EuGH bestätigt Entschädigungsanspruch bei Airline-Streik
Der Europäische Gerichtshof hat am Dienstag entschieden, dass Passagiere bei Flugausfällen und Verspätungen wegen Streiks des Personals einen Anspruch auf Entschädigung haben. Ein Arbeitskampf sei Teil der normalen Unternehmenstätigkeit und kein "außergewöhnlicher Umstand", urteilten die Richter.
Damit entschied der EuGH entgegen einem zuvor abgegebenen Gutachten des Generalanwalt Priit Pikamäe. Dieser hatte erklärt, ein von Pilotengewerkschaften organisierter Airline-Streik sei grundsätzlich ein außergewöhnlicher Umstand, aufgrund dessen die Fluggesellschaft der Entschädigungspflicht bei Flugausfällen und Verspätungen befreit sein könne. Das Gericht wertete dies nun anders.
Hintergrund für den Fall ist ein Rechtsstreit zwischen der Fluggesellschaft SAS und dem Fluggastrechte-Portal Airhelp. Dieses fordert im Auftrag eines Kunden eine Entschädigung in Höhe von 250 Euro, weil ein für April 2019 geplanter Flug von Malmö nach Stockholm am selben Tag wegen eines Pilotenstreiks in Norwegen, Schweden und Dänemark annulliert worden war.

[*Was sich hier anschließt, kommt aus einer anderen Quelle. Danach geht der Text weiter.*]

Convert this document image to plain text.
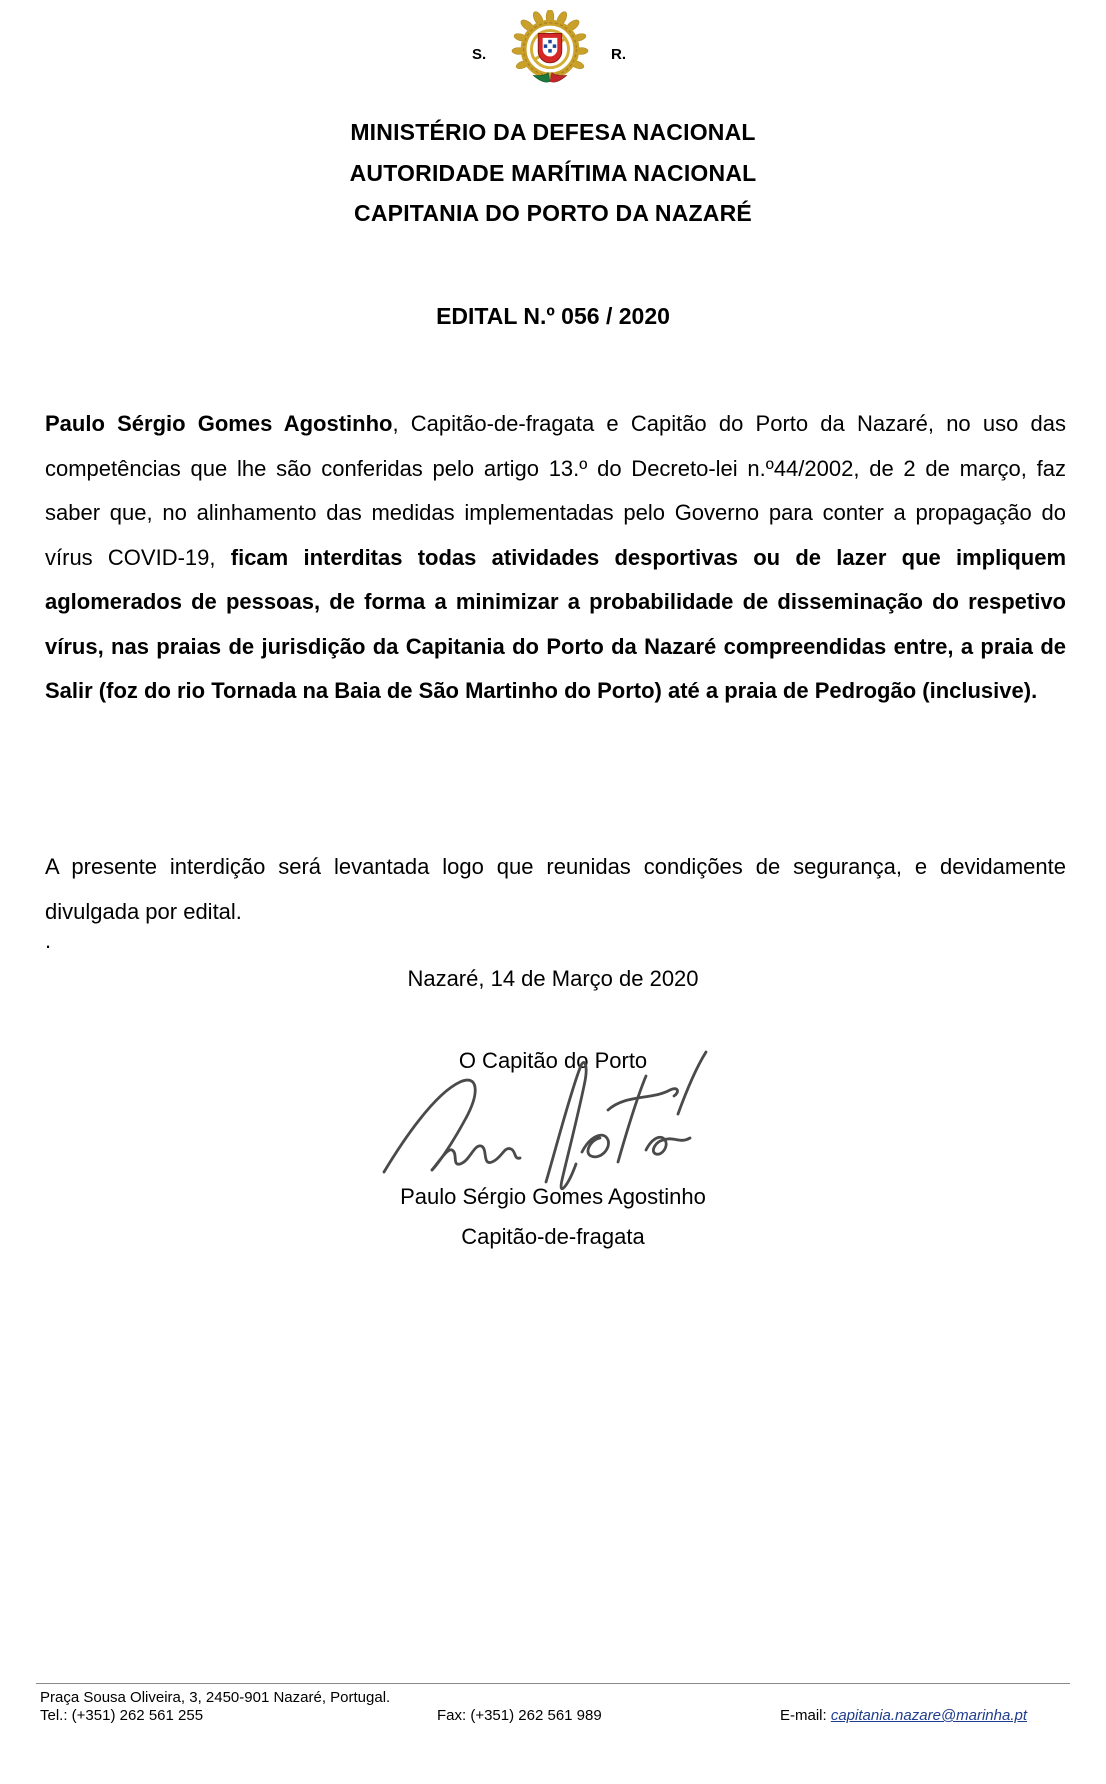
S.	R.
MINISTÉRIO DA DEFESA NACIONAL
AUTORIDADE MARÍTIMA NACIONAL
CAPITANIA DO PORTO DA NAZARÉ
EDITAL N.º 056 / 2020

Paulo Sérgio Gomes Agostinho, Capitão-de-fragata e Capitão do Porto da Nazaré, no uso das competências que lhe são conferidas pelo artigo 13.º do Decreto-lei n.º44/2002, de 2 de março, faz saber que, no alinhamento das medidas implementadas pelo Governo para conter a propagação do vírus COVID-19, ficam interditas todas atividades desportivas ou de lazer que impliquem aglomerados de pessoas, de forma a minimizar a probabilidade de disseminação do respetivo vírus, nas praias de jurisdição da Capitania do Porto da Nazaré compreendidas entre, a praia de Salir (foz do rio Tornada na Baia de São Martinho do Porto) até a praia de Pedrogão (inclusive).

A presente interdição será levantada logo que reunidas condições de segurança, e devidamente divulgada por edital.

.
Nazaré, 14 de Março de 2020
O Capitão do Porto
Paulo Sérgio Gomes Agostinho
Capitão-de-fragata
Praça Sousa Oliveira, 3, 2450-901 Nazaré, Portugal.
Tel.: (+351) 262 561 255	Fax: (+351) 262 561 989	E-mail: capitania.nazare@marinha.pt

Kosten für SAS könnten fast 120 Millionen Euro betragen
Der betroffene Carrier SAS vertrat die Ansicht, er sei nicht verpflichtet, die geforderte Ausgleichszahlung zu leisten, da der Streik einen "außergewöhnlichen Umstand" darstelle, der sich auch dann nicht hätte vermeiden lassen, wenn alle zumutbaren Maßnahmen ergriffen worden wären. Der Streik der Piloten war durch deren Gewerkschaften organisiert worden, nachdem diese den bisherigen Tarifvertrag mit SAS, der 2020 hätte auslaufen sollen, vorzeitig gekündigt hatten. Verhandlungen über einen neuen Tarifvertrag liefen seit März 2019. Der Streik dauerte sieben Tage – vom 26. April bis zum 2. Mai 2019 – und zwang SAS, mehr als 4.000 Flüge zu annullieren. Davon waren rund 380 000 Fluggäste betroffen. Wenn jeder der Fluggäste Anspruch auf die pauschale Ausgleichszahlung gehabt hätte, hätte dies nach den Berechnungen von SAS Kosten in Höhe von rund 117 Millionen Euro zur Folge.
Tarifkonflikte als "normale Geschäftsführung"
Zur Begründung seines Urteils führte der Gerichtshof aus, dass ein Streik als ein Vorkommnis anzusehen sei, das Teil der normalen Ausübung der Tätigkeit des betreffenden Arbeitgebers sei. Maßnahmen in Bezug auf die Arbeits- und Entlohnungsbedingungen der Mitarbeiter fielen unter dessen "normale Geschäftsführung". Somit handele es sich bei einem Streik um „ein Vorkommnis, das Teil der normalen Ausübung der Tätigkeit dieses Unternehmens ist, insbesondere, wenn ein solcher Streik unter Beachtung der gesetzlichen Anforderungen organisiert wird“, so der EuGH.
Streiks seien zudem ein für die Arbeitnehmer durch die Charta verbürgtes Recht, und damit eine "für jeden Arbeitgeber vorhersehbare Tatsache", insbesondere, wenn ein solcher Streik angekündigt worden sei. Damit verfüg der Arbeitgeber, da für ihn der Ausbruch eines Streiks ein vorhersehbares Ereignis darstelle, "grundsätzlich über die Mittel, sich darauf vorzubereiten und damit dessen Folgen gegebenenfalls abzufangen", heißt es weiter. Insofern könne eine Fluggesellschaft, deren Beschäftigte zur Durchsetzung besserer Arbeitsbedingungen und einer höheren Bezahlung streiken, nicht behaupten, es habe keinerlei Einfluss auf die Streikmaßnahmen.